By Chris Kisko (13/02/2015)

Hi Chris, I certainly do remember Leo Sayer as I worked directly behind him as a paste-up artist in Machinery's Studio. His real name was Gerry Sayer and we became good friends both being interested in music. He used to come back to my house and have meals sometimes, as in those days he often looked in need!  He spent a lot of times dreaming and looking out of the window, and when I moved away up north he sent me a card saying 'just on the verge of things' which I still have to this day. It always makes me think of what he must have been dreaming of!!  as very soon after that I saw him on television at the start of his destined fame.

By Tony Stevens (18/02/2015)

Hi Chris, regarding Leo Sayer.  I believe he lived on a houseboat in Shoreham.  He has now become an Australian citizen, where I have lived for the last 34 years.  He still performs over here, and I still cry when I hear his song  "When I Need You", especially, as my husband of 46 years (also a Brighton boy) recently passed away.  Regards

By Sandra Foster (20/02/2015)

See more on Leo and also his comments on the 'Wykeham Terrace' entry on this site.

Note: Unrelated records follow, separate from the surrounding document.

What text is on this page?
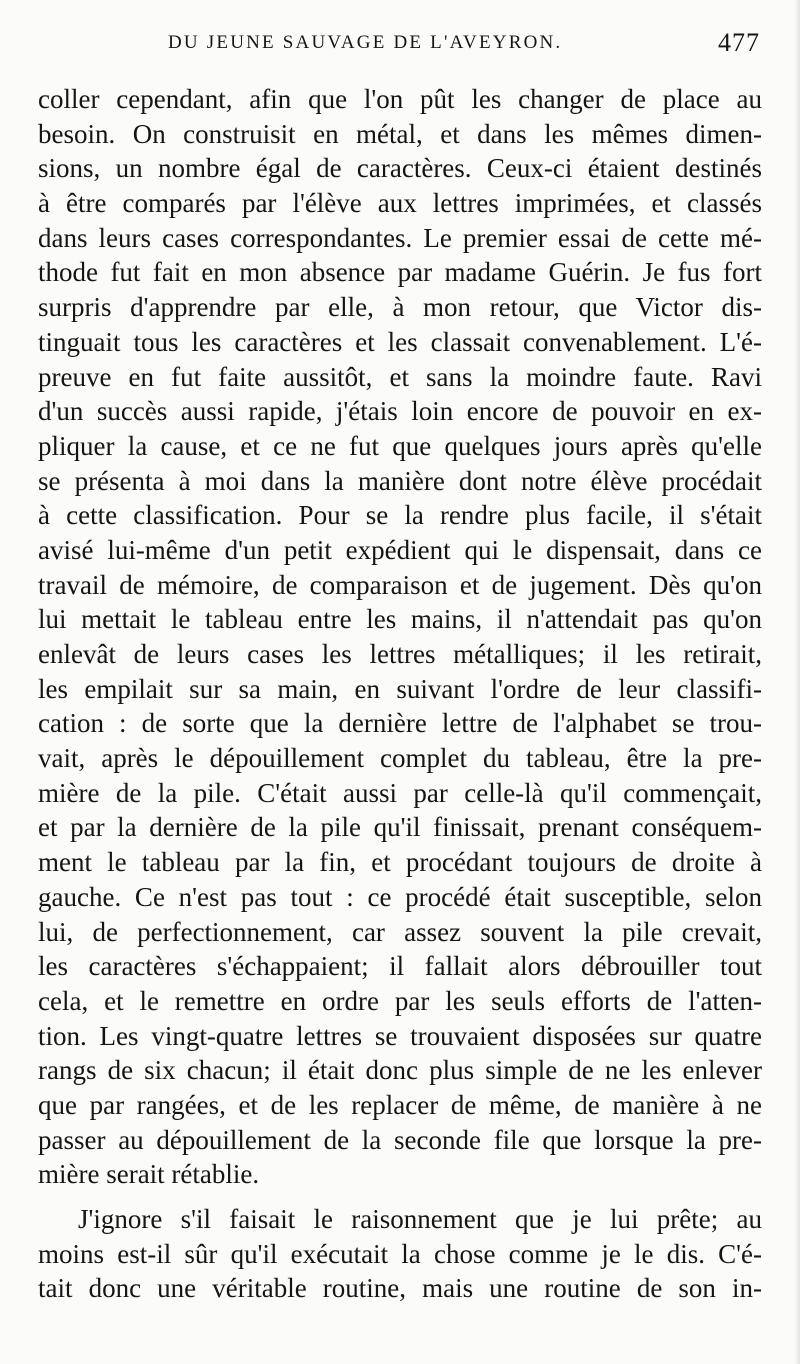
DU JEUNE SAUVAGE DE L'AVEYRON.	477
coller cependant, afin que l'on pût les changer de place au
besoin. On construisit en métal, et dans les mêmes dimen-
sions, un nombre égal de caractères. Ceux-ci étaient destinés
à être comparés par l'élève aux lettres imprimées, et classés
dans leurs cases correspondantes. Le premier essai de cette mé-
thode fut fait en mon absence par madame Guérin. Je fus fort
surpris d'apprendre par elle, à mon retour, que Victor dis-
tinguait tous les caractères et les classait convenablement. L'é-
preuve en fut faite aussitôt, et sans la moindre faute. Ravi
d'un succès aussi rapide, j'étais loin encore de pouvoir en ex-
pliquer la cause, et ce ne fut que quelques jours après qu'elle
se présenta à moi dans la manière dont notre élève procédait
à cette classification. Pour se la rendre plus facile, il s'était
avisé lui-même d'un petit expédient qui le dispensait, dans ce
travail de mémoire, de comparaison et de jugement. Dès qu'on
lui mettait le tableau entre les mains, il n'attendait pas qu'on
enlevât de leurs cases les lettres métalliques; il les retirait,
les empilait sur sa main, en suivant l'ordre de leur classifi-
cation : de sorte que la dernière lettre de l'alphabet se trou-
vait, après le dépouillement complet du tableau, être la pre-
mière de la pile. C'était aussi par celle-là qu'il commençait,
et par la dernière de la pile qu'il finissait, prenant conséquem-
ment le tableau par la fin, et procédant toujours de droite à
gauche. Ce n'est pas tout : ce procédé était susceptible, selon
lui, de perfectionnement, car assez souvent la pile crevait,
les caractères s'échappaient; il fallait alors débrouiller tout
cela, et le remettre en ordre par les seuls efforts de l'atten-
tion. Les vingt-quatre lettres se trouvaient disposées sur quatre
rangs de six chacun; il était donc plus simple de ne les enlever
que par rangées, et de les replacer de même, de manière à ne
passer au dépouillement de la seconde file que lorsque la pre-
mière serait rétablie.
J'ignore s'il faisait le raisonnement que je lui prête; au
moins est-il sûr qu'il exécutait la chose comme je le dis. C'é-
tait donc une véritable routine, mais une routine de son in-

By Stefan Bremner-Morris (23/02/2015)

Leo Sayer lived in a house in the grounds of Southlands Hospital, Shoreham, as his father was the hospital engineer.

By Diane (24/02/2015)

I am trying to confirm the architect of National House. The foundation stone refers to 'H.E. Mendelsohn', but I was told that this is because the stone mason was told that his name was Herr Eric Mendelsohn. If true, the building was designed by the same architect as the De La Warr Pavilion in Bexhill and should, therefore, be listed.

By Stephen Eastman (01/09/2016)

Having researched National House at The Keep, their archive shows that the architects were Elcock & Sutcliffe 'in consultation with H E Mendelssohn of 10 New Bond Street, London'. A 1937 telephone directory shows Heinrich Mendelssohn as 'Progress Building Ltd' at 10 New Bond Street. So, although Elcock & Sutcliffe were successful architects in the 1930s, they do not, unfortunately, have the cachet of Eric Mendelsohn.